Setelah Lisa pergi, aku memberanikan diri memasuki kamar perawatan Krista. Tubuh Krista yang lemah dan tak berdaya sekarang berada di atas kasur rumah sakit. Krista masih tak sadarkan diri. Ku dekati ranjangnya perlahan, dan duduk di kursi di sampingnya. Ku amati wajahnya yang pucat itu. Pasti dia sakit karena kemarin kehujanan. Aku menjadi merasa bersalah, ini semua kerena aku. Karena dia menjengukku, tapi malah ku usir. Sekarang ia sakit begini karena aku.
Ke sampirkan sedikit rambut yang menutupi wajahnya. Krista selama ini baik kepadaku, terlampau baik malah. Dia seperti malaikat dan aku iblisnya. Aku selalu menyakitinya, mengusirnya agar menjauh dariku. Sikapku memang keterlaluan.
Ku belai wajahnya dengan punggung jariku. Halus. Kulitnya begitu halus. Kususuri setiap jengkal kulitnya. Matanya, alisnya, hidungnya, bibirnya. Bibir ini pernah ku cium dulu. Aku ingat. Aku menciumnya dengan kasar, kalau tidak salah sampai berdarah. Ya tuhan, aku telah menyakiti malaikat ini. Ketika jariku menyusuri dagunya. Mata Krista perlahan mulai terbuka. Aku langsung menarik jariku, takut ketahuan. Ia lalu melihat ruangan di sekitarnya, kemudian matanya menatap mataku.  
“Dika?” tanyanya bingung.
Aku tersenyum lembut. “Kamu tadi pingsan. Aku dan Lisa membawamu ke rumah sakit. Sekarang Lisa harus kembali ke kantor. Kamu suka sekali membuat orang kantor gempar ya?”
Ia terdiam sejenak. “Maaf kalau aku merepotkanmu. Aku sudah tidak apa-apa. Kamu kembalilah ke kantor.”
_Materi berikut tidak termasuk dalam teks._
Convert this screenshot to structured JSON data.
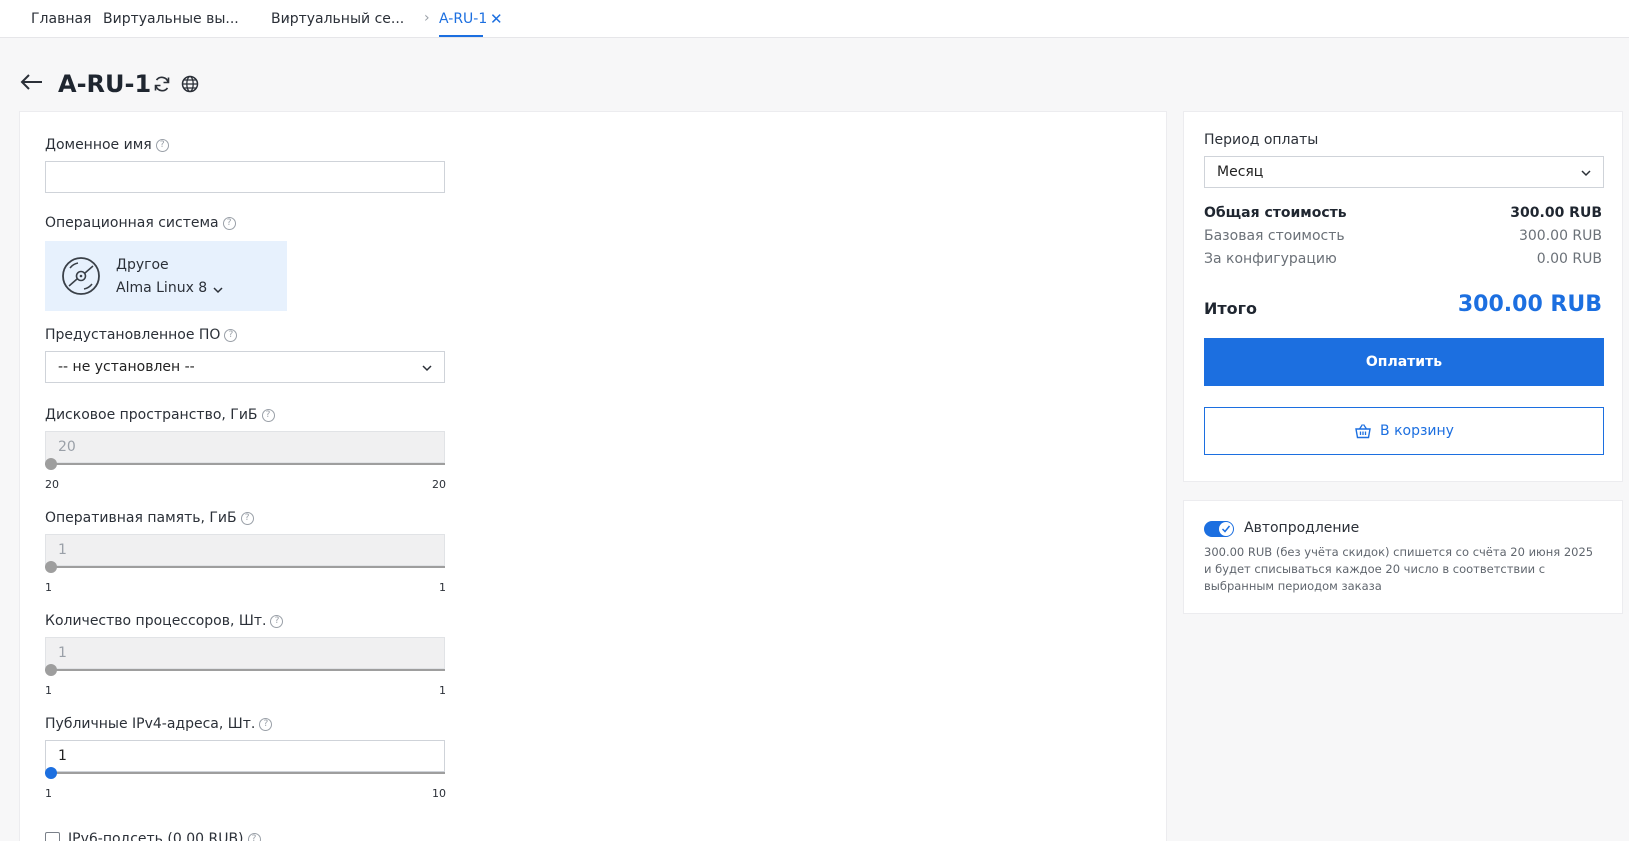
{
  "breadcrumbs": {
    "home": "Главная",
    "virtual_vps": "Виртуальные вы...",
    "virtual_server": "Виртуальный се...",
    "current": "A-RU-1"
  },
  "page": {
    "title": "A-RU-1"
  },
  "form": {
    "domain": {
      "label": "Доменное имя",
      "value": ""
    },
    "os": {
      "label": "Операционная система",
      "name": "Другое",
      "version": "Alma Linux 8"
    },
    "software": {
      "label": "Предустановленное ПО",
      "value": "-- не установлен --"
    },
    "disk": {
      "label": "Дисковое пространство, ГиБ",
      "value": "20",
      "min": "20",
      "max": "20"
    },
    "ram": {
      "label": "Оперативная память, ГиБ",
      "value": "1",
      "min": "1",
      "max": "1"
    },
    "cpu": {
      "label": "Количество процессоров, Шт.",
      "value": "1",
      "min": "1",
      "max": "1"
    },
    "ipv4": {
      "label": "Публичные IPv4-адреса, Шт.",
      "value": "1",
      "min": "1",
      "max": "10"
    },
    "ipv6": {
      "label": "IPv6-подсеть (0.00 RUB)",
      "checked": false
    }
  },
  "order": {
    "period_label": "Период оплаты",
    "period_value": "Месяц",
    "total_cost_label": "Общая стоимость",
    "total_cost_value": "300.00 RUB",
    "base_cost_label": "Базовая стоимость",
    "base_cost_value": "300.00 RUB",
    "config_cost_label": "За конфигурацию",
    "config_cost_value": "0.00 RUB",
    "grand_total_label": "Итого",
    "grand_total_value": "300.00 RUB",
    "pay_label": "Оплатить",
    "cart_label": "В корзину"
  },
  "autorenew": {
    "enabled": true,
    "label": "Автопродление",
    "description": "300.00 RUB (без учёта скидок) спишется со счёта 20 июня 2025 и будет списываться каждое 20 число в соответствии с выбранным периодом заказа"
  },
  "colors": {
    "accent": "#1c6fe0",
    "os_tile_bg": "#e7f1fd"
  },
  "icons": [
    "back-arrow-icon",
    "refresh-icon",
    "globe-icon",
    "disc-icon",
    "chevron-down-icon",
    "basket-icon",
    "check-icon",
    "close-icon",
    "help-icon"
  ]
}
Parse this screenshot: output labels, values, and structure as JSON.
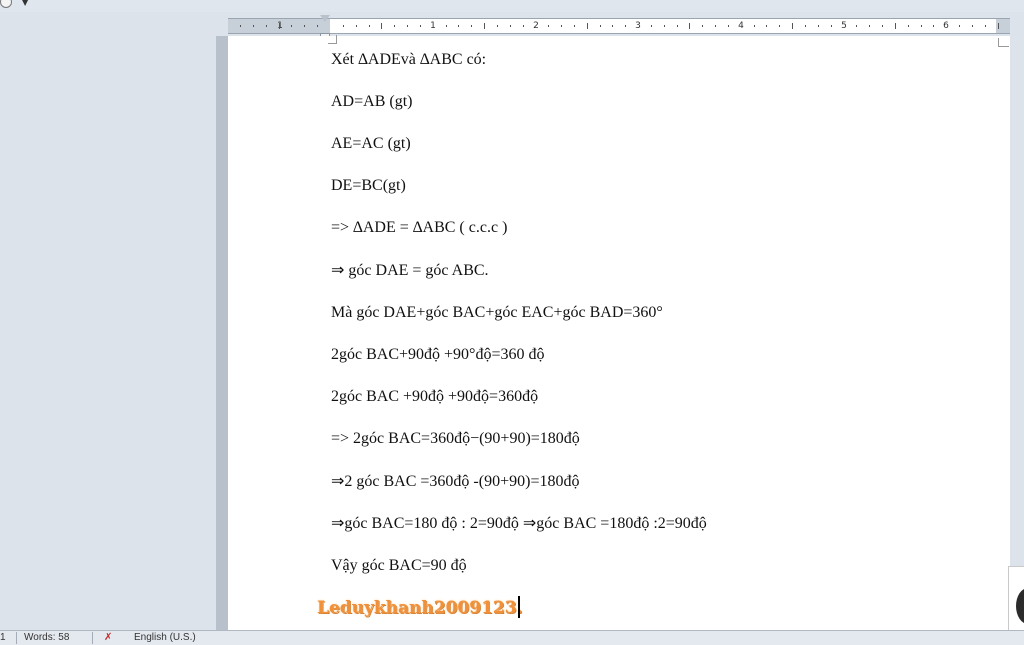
{
  "ruler": {
    "numbers": [
      "1",
      "1",
      "2",
      "3",
      "4",
      "5",
      "6"
    ]
  },
  "document": {
    "lines": [
      "Xét ∆ADEvà ∆ABC có:",
      "AD=AB (gt)",
      "AE=AC (gt)",
      " DE=BC(gt)",
      "=> ∆ADE = ∆ABC ( c.c.c )",
      "⇒ góc DAE = góc ABC.",
      "Mà góc DAE+góc BAC+góc EAC+góc BAD=360°",
      "2góc BAC+90độ +90°độ=360 độ",
      "2góc BAC +90độ +90độ=360độ",
      "=> 2góc BAC=360độ−(90+90)=180độ",
      "⇒2 góc BAC =360độ -(90+90)=180độ",
      "⇒góc BAC=180 độ : 2=90độ ⇒góc BAC =180độ :2=90độ",
      "Vậy góc BAC=90 độ"
    ],
    "signature": "Leduykhanh2009123."
  },
  "status_bar": {
    "page": "1",
    "words": "Words: 58",
    "language": "English (U.S.)"
  }
}
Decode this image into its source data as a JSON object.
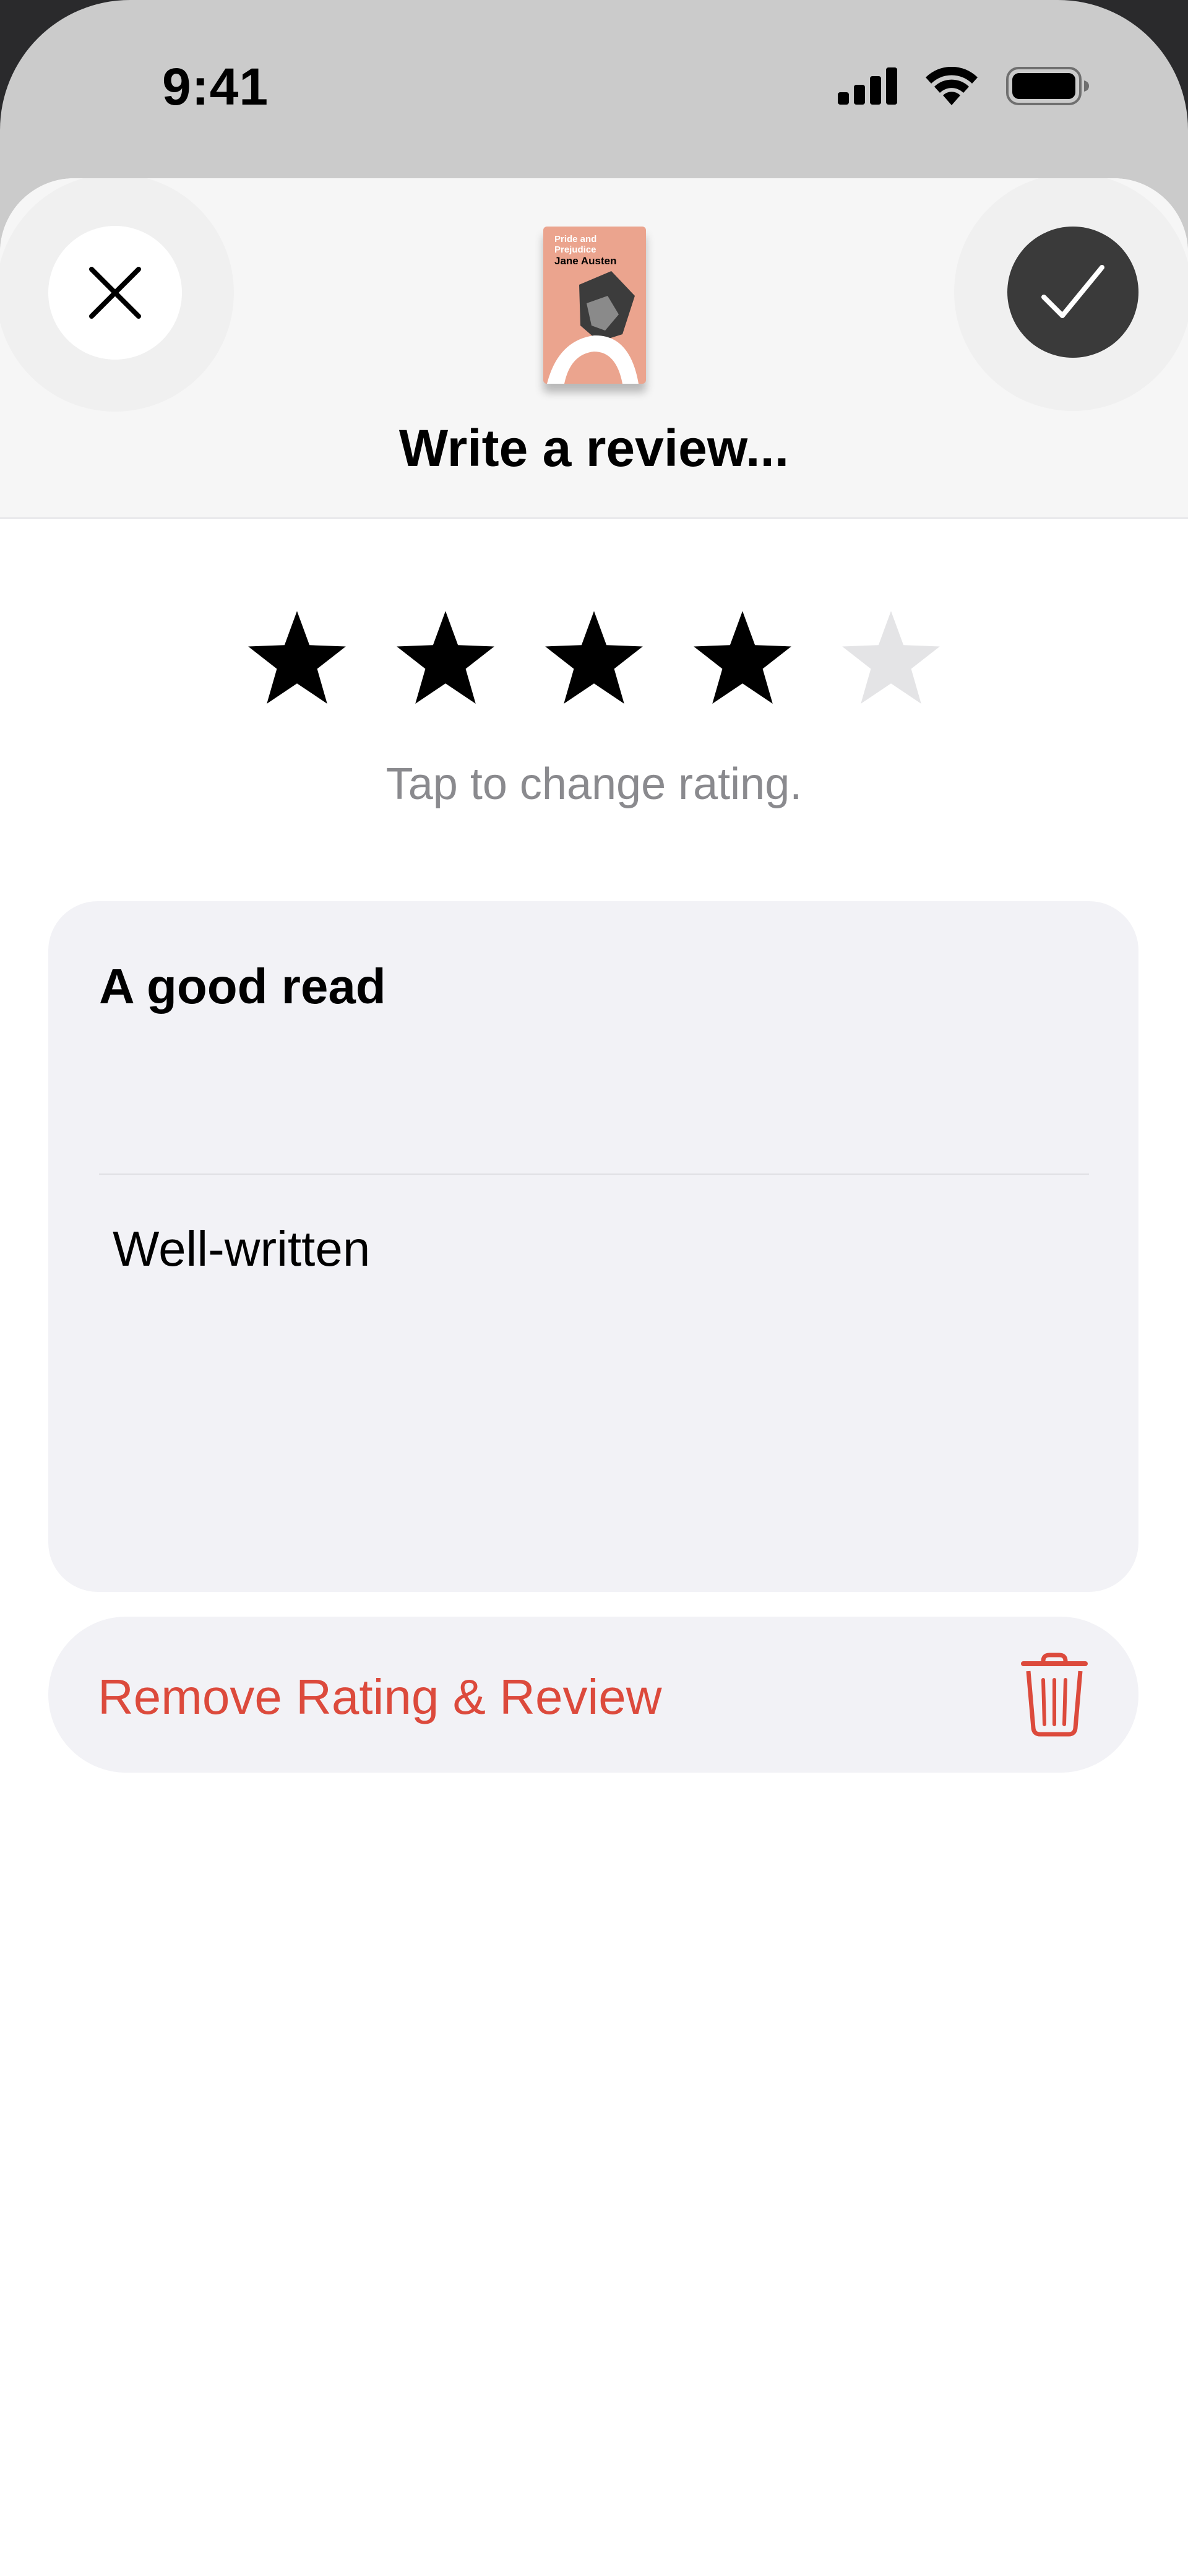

“Aku tidak apa-apa. Lagipula siapa yang menjagamu kalau terjadi apa-apa. Sudahlah sekarang kembali istirahat. Kamu belum pulih benar.” Telapak tanganku menempel di dahinya, membuatnya terkejut. “Badanmu masih panas.”
“Hanya kecapaian dan kurang tidur.”
“Pasti karena kemarin kehujanan ya? Karena kemarin menjengukku.” Ucapku seraya menunduk. Aku malu menatapnya.
“Aku yang salah karena tidak membawa payung.”  Ucapnya sambil tersenyum lemah.
“Aku yang salah. Seharusnya aku meminjamimu payung, atau aku seharusnya mengantarmu pulang.”
Krista lalu menggenggam tanganku. Perasaan hangat menjalar di sekujur tubuhku. Walau dapat kurasakan telapak tangannya dingin sekali. “Sudah tidak apa-apa. Lagipula itu sudah lewat.”
“Oh sudah sadar rupanya.” Tiba-tiba suara dokter mengejutkanku. “Anda harus tinggal beberapa hari disini nyonya. Dari hasil lab, sepertinya anda terserang tifus.”
“Tifus?” ucap kami bersamaan lalu saling menatap.
“Iya tifus. Anda belum boleh pulang dulu sampai kondisi anda membaik.”
Aku menunduk sedih. Ini semua salahku. Ingin rasanya aku memukul diriku sendiri karena sudah menyakiti seorang malaikat. Malaikat yang teramat baik yang kini sudah menyentuh hatiku.